Ci sono immagini che non si dovrebbero vedere. E quelle che vengono da Al-Fashēr sono sicuramente tra queste. E’ però vero anche il contrario, e ciò non per un’incitazione al voyerismo macabro ma perché non possiamo continuare ad ignorare il dramma inaccettabile che si sta consumando in Sudan. Le immagini parlano di corpi allineati fuori da un ospedale e di uomini che passano tra i cadaveri per assicurarsi che non ci sia nessuno ancora vivo. È la scena finale di un massacro annunciato. Da settantadue ore la città del Darfur è preda delle Forze di Intervento Rapido, la milizia ribelle che da due anni tiene in ostaggio un Paese intero con un bilancio terrificante: più di duemila civili uccisi, molti a sangue freddo, donne e bambini inclusi.
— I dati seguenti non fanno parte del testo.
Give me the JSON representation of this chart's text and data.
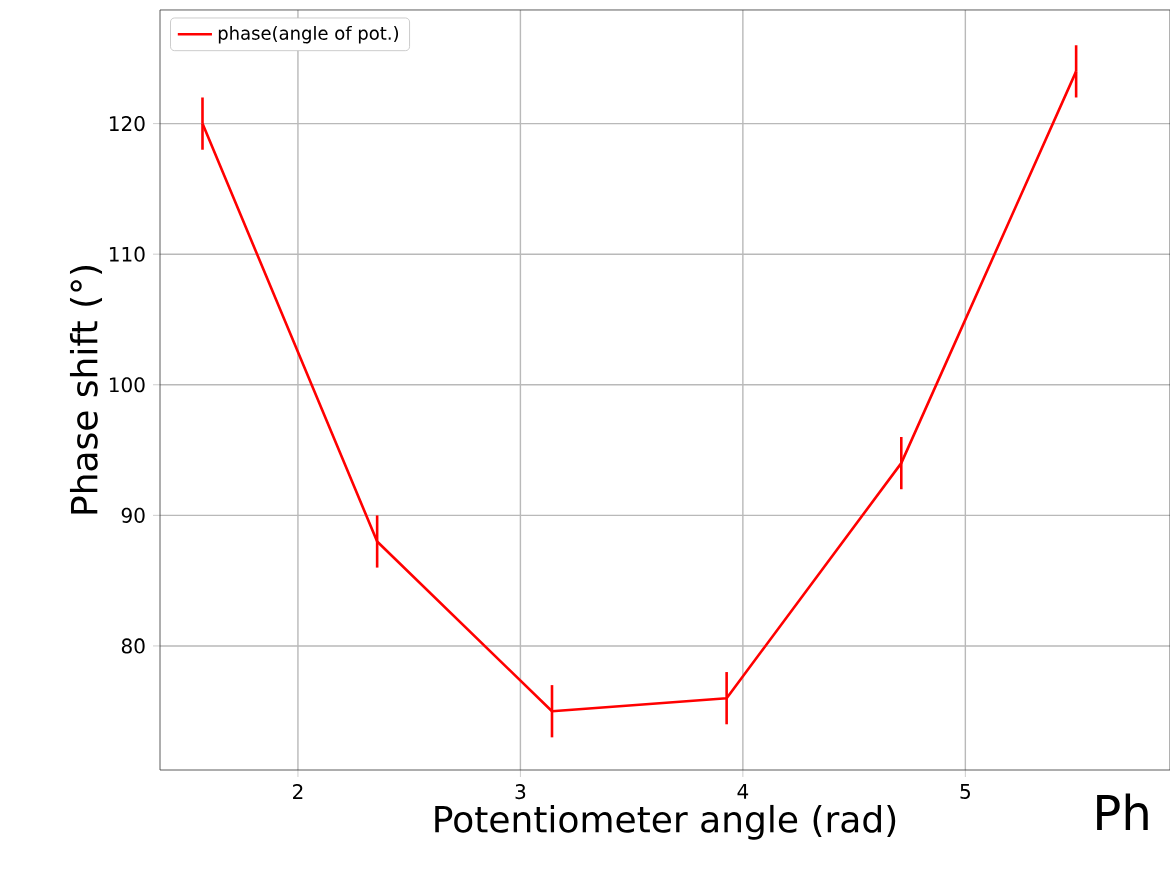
{
  "chart_data": {
    "type": "line",
    "xlabel": "Potentiometer angle (rad)",
    "ylabel": "Phase shift (°)",
    "annotations": [
      "Ph"
    ],
    "x": [
      1.571,
      2.356,
      3.142,
      3.927,
      4.712,
      5.498
    ],
    "series": [
      {
        "name": "phase(angle of pot.)",
        "color": "#ff0000",
        "values": [
          120,
          88,
          75,
          76,
          94,
          124
        ],
        "errors": [
          2,
          2,
          2,
          2,
          2,
          2
        ]
      }
    ],
    "xlim": [
      1.38,
      5.92
    ],
    "ylim": [
      70.5,
      128.7
    ],
    "xticks": [
      2,
      3,
      4,
      5
    ],
    "yticks": [
      80,
      90,
      100,
      110,
      120
    ],
    "grid": true,
    "legend": "top left",
    "marker": "none",
    "line_style": "solid"
  }
}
Dietro l’orrore c’è una catena di complicità e di interessi. Gli Emirati Arabi Uniti, alleati di mezzo mondo e simbolo del lusso globalizzato, hanno deciso che il Sudan è un investimento e così hanno inviato armi e droni insieme a veicoli militari e artiglieria pesante. Tutto ciò non succede di nascosto, tutt’altro. Tutti sanno ma a nessuno conviene dirlo. I convogli arrivano, gli aerei atterrano, i ribelli ringraziano. È la diplomazia economica punto due: commercio d’armi travestito da politica di stabilizzazione.
La logica è quella di mantenere il caos a distanza di sicurezza e in un continente dove l’oro, il gas e le rotte terrestri contano più dei trattati, il Darfur serve a qualcosa. La guerra come piattaforma logistica e la morte come equilibrio geopolitico. Ogni arma spedita da Abu Dhabi da una parte prolunga la guerra, ma dall’altra garantisce influenza. Siamo dunque in presenza non di crudeltà gratuita ma di una gestione strategica della violenza.
Il Sudan è letteralmente al collasso: centocinquantamila i morti, dodici milioni di sfollati, il Paese svuotato. I ribelli dell’RSF – la milizia paramilitare sudanese, responsabile del genocidio in Darfur – si muovono come un esercito privato, un franchising dell’orrore. Mettono a ferro e fuoco villaggi, filmano gli omicidi e postano i video. Forse tutto questo ci ricorda qualcosa. Per di più non temono sanzioni né tribunali, perché sanno che nessuno punirà chi li arma. E hanno ragione.
La guerra del Sudan è la dimostrazione perfetta di come funziona oggi la politica internazionale: gli stessi governi che condannano i massacri li finanziano con contratti paralleli; quelli che parlano di pace stipulano accordi commerciali con chi la guerra la fa per mestiere. Tutti indignati, nessuno responsabile.
L’amministrazione americana, che pure conosce ogni dettaglio della filiera delle armi, continua a voltarsi dall’altra parte. Meglio non rovinare rapporti strategici con un partner che investe, compra e ospita basi. Così il crimine resta senza nome, e la diplomazia si riduce a un comunicato di condanna.
Il risultato è sotto gli occhi di tutti: un Paese cancellato dalla carta geografica e un sistema internazionale che si scopre sempre più a suo agio nell’ipocrisia. Non è un conflitto dimenticato. È un conflitto conveniente che finché sarà tale, continuerà ad ardere.